Ontelbare sfeerbeelden worden gedetailleerd uitgeschreven, wat prachtige, intrigerende scènes oplevert maar nu en dan ook onnodig vertraagt. De personages blijven wat vlak en worden eerder geobserveerd dan uitgediept, maar de manier waarop Tartt ze portretteert biedt toch ruimte aan een flink aantal interessante karakters. De prettige, iets onpersoonlijke verteltoon wordt afgewisseld met snelle, soms bijna in staccato uitgewerkte en dan weer breed uitgesponnen dialogen, innerlijke monologen, verschillende sociolecten, cynische onderbrekingen, vele tempowisselingen en expliciete ruimtebeschrijvingen. Tartt excelleert in stilistisch opzicht: ze schrijft dijken van zinnen. Het is ontegenzeggelijk een kunst om een boek als Het puttertje te construeren. En het kan een feest zijn voor de doorzetter om alle kunstgrepen te ontdekken en er betekenis aan te geven.

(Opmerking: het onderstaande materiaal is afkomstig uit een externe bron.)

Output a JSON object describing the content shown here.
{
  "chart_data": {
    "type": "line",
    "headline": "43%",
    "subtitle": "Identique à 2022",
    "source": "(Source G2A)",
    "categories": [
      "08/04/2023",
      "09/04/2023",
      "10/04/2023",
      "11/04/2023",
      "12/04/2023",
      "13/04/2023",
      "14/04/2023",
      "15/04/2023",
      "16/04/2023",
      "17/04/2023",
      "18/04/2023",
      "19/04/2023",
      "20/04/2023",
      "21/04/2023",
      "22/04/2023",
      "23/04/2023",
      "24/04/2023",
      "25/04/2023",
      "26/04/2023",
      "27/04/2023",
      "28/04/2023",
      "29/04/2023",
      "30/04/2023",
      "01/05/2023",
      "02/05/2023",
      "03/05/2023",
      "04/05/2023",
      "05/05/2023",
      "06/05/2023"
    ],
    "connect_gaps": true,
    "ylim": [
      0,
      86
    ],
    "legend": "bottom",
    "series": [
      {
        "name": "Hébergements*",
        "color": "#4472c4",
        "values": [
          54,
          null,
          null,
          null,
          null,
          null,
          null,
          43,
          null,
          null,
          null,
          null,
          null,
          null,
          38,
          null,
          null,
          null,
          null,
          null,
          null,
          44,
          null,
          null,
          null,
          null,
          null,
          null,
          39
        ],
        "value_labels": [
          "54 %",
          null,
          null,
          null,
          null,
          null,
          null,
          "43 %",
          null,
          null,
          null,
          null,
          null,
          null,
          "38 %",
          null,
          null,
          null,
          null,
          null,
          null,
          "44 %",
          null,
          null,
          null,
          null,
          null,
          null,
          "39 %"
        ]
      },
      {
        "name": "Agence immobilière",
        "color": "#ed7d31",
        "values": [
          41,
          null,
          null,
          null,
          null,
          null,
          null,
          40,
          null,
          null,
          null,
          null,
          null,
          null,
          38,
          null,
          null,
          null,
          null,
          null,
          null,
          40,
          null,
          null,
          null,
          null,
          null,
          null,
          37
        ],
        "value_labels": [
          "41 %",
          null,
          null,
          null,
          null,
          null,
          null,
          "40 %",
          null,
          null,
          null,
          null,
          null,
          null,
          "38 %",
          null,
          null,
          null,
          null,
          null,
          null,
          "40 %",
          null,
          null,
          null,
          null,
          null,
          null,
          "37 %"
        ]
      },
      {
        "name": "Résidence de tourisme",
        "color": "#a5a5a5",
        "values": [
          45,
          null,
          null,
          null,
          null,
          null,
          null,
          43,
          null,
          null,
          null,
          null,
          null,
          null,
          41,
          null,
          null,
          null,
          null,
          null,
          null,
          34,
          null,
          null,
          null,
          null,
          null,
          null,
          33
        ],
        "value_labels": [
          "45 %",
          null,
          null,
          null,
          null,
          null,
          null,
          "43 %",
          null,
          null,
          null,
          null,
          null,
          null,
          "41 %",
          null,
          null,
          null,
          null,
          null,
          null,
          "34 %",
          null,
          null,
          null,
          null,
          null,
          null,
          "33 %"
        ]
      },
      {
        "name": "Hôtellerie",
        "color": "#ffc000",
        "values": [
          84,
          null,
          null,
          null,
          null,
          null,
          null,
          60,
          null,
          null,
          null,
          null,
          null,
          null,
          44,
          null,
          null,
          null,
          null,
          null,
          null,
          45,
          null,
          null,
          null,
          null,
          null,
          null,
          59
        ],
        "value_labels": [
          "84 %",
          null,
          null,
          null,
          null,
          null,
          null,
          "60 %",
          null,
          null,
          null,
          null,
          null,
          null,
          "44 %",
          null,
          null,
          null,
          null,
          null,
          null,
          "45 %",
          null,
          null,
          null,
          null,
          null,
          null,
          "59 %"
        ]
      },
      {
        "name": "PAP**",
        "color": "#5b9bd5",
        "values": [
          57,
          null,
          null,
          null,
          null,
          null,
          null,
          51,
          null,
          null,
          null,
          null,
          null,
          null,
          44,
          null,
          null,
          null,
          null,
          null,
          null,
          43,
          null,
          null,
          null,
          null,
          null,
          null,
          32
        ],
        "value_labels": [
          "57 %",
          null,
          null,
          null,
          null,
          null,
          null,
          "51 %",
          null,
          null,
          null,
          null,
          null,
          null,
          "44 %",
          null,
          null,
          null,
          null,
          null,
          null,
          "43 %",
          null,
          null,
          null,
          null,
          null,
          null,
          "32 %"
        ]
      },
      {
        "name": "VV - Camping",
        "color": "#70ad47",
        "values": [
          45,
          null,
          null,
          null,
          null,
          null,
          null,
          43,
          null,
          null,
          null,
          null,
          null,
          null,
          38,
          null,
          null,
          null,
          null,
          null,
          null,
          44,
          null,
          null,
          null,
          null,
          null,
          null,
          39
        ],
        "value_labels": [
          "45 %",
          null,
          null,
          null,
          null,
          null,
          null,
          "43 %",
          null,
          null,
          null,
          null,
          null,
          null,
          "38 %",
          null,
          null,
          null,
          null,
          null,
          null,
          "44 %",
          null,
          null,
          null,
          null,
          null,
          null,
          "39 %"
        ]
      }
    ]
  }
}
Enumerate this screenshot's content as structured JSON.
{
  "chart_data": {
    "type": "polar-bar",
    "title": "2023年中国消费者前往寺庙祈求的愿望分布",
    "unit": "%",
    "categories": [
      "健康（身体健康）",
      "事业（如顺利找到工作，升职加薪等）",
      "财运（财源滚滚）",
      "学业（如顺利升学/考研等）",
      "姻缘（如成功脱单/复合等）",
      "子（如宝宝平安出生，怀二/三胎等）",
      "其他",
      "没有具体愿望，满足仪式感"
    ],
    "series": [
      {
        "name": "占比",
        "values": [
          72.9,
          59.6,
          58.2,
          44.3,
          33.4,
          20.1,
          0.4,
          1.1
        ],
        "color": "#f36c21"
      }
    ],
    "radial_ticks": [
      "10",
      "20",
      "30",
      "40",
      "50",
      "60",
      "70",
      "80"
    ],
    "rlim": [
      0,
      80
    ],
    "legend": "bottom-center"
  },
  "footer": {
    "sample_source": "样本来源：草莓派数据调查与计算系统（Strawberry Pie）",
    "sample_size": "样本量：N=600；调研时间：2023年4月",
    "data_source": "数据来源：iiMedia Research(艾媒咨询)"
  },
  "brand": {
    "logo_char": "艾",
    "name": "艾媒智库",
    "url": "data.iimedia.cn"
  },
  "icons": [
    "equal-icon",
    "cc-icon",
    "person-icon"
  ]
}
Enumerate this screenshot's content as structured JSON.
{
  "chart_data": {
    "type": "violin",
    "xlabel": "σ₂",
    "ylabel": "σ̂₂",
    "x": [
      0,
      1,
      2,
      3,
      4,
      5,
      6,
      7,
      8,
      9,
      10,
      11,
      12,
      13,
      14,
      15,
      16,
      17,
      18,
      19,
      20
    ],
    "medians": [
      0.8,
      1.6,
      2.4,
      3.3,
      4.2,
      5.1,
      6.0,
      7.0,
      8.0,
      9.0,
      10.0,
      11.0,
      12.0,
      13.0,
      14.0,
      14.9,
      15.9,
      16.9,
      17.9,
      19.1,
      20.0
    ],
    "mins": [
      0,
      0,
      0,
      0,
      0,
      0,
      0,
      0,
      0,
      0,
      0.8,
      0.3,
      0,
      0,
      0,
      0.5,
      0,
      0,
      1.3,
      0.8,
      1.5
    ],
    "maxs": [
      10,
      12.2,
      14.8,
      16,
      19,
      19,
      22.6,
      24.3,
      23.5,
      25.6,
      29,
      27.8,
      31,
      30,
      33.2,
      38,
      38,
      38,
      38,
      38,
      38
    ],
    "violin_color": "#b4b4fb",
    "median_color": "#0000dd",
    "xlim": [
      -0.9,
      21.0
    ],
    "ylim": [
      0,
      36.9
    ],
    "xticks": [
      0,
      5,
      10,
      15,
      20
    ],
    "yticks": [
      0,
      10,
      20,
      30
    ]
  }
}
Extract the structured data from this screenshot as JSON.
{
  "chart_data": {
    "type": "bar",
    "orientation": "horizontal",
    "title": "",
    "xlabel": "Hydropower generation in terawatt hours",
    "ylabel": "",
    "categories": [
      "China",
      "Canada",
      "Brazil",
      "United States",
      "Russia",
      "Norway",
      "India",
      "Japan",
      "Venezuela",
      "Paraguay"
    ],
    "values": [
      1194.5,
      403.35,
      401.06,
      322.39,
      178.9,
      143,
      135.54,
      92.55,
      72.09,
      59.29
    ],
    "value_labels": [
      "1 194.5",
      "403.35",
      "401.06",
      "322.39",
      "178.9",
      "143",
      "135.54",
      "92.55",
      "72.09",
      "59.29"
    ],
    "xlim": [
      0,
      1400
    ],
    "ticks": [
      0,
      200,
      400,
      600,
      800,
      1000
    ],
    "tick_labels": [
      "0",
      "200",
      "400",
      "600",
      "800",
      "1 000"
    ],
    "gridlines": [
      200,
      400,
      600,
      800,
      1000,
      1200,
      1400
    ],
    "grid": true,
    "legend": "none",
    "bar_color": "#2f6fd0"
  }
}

Maar dat feest wordt de lezer ten dele ontnomen. Aan het einde van het verhaal, na het ontdekken van flink wat onverwachte gebeurtenissen en plots opduikende, taalkundige pareltjes, maar ook na het doorworstelen van de sterk vertraagde episodes en pessimistische uitbarstingen van de personages; na dat alles komt er een soort resumé. Het is een verklarende terugblik van de hoofdpersoon die ons vertelt dat het leven een klootzak is. Die doceert dat er geen moraal bestaat, uiteenzet wat het belang van Het puttertje is en meldt ‘dat de enige waarheden die er voor mij toe doen die zijn die ik niet begrijp, niet kan begrijpen.’ Die het hele boek, alles wat er al staat, nog eens uitlegt en en passant ook De Waarheid over kunst, de liefde en het leven verkondigt. ‘En ik heb het idee dat ik iets heel ernstigs, iets heel dringends moet zeggen (…). Dat het leven – naast al het andere – kort is. Dat het lot wreed is, maar misschien niet toevallig.’
Wreed zijn in zekere zin ook de laatste, moralistische pennenstreken van Tartt in Het puttertje.
Marleen Nagtegaal
Donna Tartt – Het puttertje. De Bezige Bij, Amsterdam, 926 blz. € 24,90.